Daloa. 8 août 1966. Un homme naît. Un regard. Une vision. Une lumière dans l’objectif.
Dorris Kasco.
Précurseur. Photographe d’auteur avant que ça ne sonne bien. Cinéaste quand la pellicule tremblait encore.
Trente ans que son œil documente ce que d’autres préfèrent ignorer.
Les fous. Les oubliés. Les rues. Les douleurs. Les luttes muettes.
Il a cadré l’invisible.
L’a mis au mur. L’a projeté dans nos consciences. Comme un électrochoc visuel. Brut. Nécessaire.
Aujourd’hui, il a 59 ans.
Et pas une ride sur son engagement.
Au Musée Adama Toungara, il frappe encore.
Une série.
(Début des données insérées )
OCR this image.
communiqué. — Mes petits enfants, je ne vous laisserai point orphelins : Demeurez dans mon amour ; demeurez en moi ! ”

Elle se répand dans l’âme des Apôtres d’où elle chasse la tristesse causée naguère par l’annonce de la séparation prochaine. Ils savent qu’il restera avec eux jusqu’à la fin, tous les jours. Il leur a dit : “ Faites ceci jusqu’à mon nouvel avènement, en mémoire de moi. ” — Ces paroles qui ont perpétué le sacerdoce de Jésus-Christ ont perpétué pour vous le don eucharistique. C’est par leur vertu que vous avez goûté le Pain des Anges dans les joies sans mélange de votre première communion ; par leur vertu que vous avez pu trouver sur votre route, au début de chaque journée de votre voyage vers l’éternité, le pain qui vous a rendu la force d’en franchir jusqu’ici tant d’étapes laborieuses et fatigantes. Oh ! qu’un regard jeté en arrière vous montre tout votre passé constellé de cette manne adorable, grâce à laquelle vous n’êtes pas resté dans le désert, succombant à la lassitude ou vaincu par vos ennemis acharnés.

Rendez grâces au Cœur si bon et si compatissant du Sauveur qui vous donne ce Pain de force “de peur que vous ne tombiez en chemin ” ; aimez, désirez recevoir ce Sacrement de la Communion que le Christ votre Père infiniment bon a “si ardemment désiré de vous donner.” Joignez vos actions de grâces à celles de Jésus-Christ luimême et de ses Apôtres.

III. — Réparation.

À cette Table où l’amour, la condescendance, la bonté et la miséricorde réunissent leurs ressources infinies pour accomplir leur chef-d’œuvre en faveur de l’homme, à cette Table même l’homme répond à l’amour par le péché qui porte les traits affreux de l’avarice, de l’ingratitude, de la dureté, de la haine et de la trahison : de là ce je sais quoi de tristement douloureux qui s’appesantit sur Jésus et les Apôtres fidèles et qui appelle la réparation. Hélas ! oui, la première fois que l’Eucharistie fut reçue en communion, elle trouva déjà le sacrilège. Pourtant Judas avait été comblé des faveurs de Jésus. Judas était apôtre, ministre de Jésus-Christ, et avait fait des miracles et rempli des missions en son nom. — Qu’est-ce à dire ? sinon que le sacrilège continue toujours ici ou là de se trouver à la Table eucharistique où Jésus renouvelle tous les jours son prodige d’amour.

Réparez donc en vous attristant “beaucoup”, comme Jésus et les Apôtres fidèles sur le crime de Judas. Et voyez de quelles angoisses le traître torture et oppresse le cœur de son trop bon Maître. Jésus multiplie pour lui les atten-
Un titre : Dilogie.
Pas une exposition. Une confrontation. L’œil face au chaos du corps.
Le cancer, dit-il, ne se photographie pas.
Alors il le suggère.
Pixels. Formes. Silences. Et ce clair-obscur qui murmure l’urgence.
Pas une goutte de peinture.
Juste la matière de l’image poussée à son extrême.
Une abstraction concrète. Une violence douce.
Et dans ce flou précis, une vérité :
les silences rapprochent.
Les distances unissent.
Alors depuis le ventre de la nuit, Bouna, Oumar Yves ; à compter du dos du jour Abass Kajeem Momo Bomou Ted Ben
Franck Patrick Valérie Afiba Ousmane Quito Bruno Ciela Assandé Eftey Aziz André Michael Eric
Les bourgeons de Mermoz et d’ailleurs Montpellier aussi de l’ombre s’élèvent.
Chacun à sa manière. Chacun dans sa lumière.
Et dans un même souffle, ils te disent :
Suave anniversaire, Dorris.
Ton œuvre se propage. Elle germe. Elle s’imprime dans les rétines.
Kasco, c’est ça.
L’élégance dans la lutte.
La politique dans l’esthétique.
L’art comme une lame bien aiguisée.
Photographe citoyen ? Il sourit.
« Je m’en voudrais de ne pas être politique », dit-il.
Son art n’est pas décoratif.
Il est nécessaire.
Il est pour les autres.
Pour qu’on regarde mieux. Qu’on pense plus. Qu’on agisse.
Alors oui.
Aujourd’hui, 8 août 2025,
on célèbre un homme debout.
Un regard libre.
Un photographe libre.
Créateur libre.
Bonne anniversaire, Dorris Kasco.
Que la lumière continue de se battre à travers toi.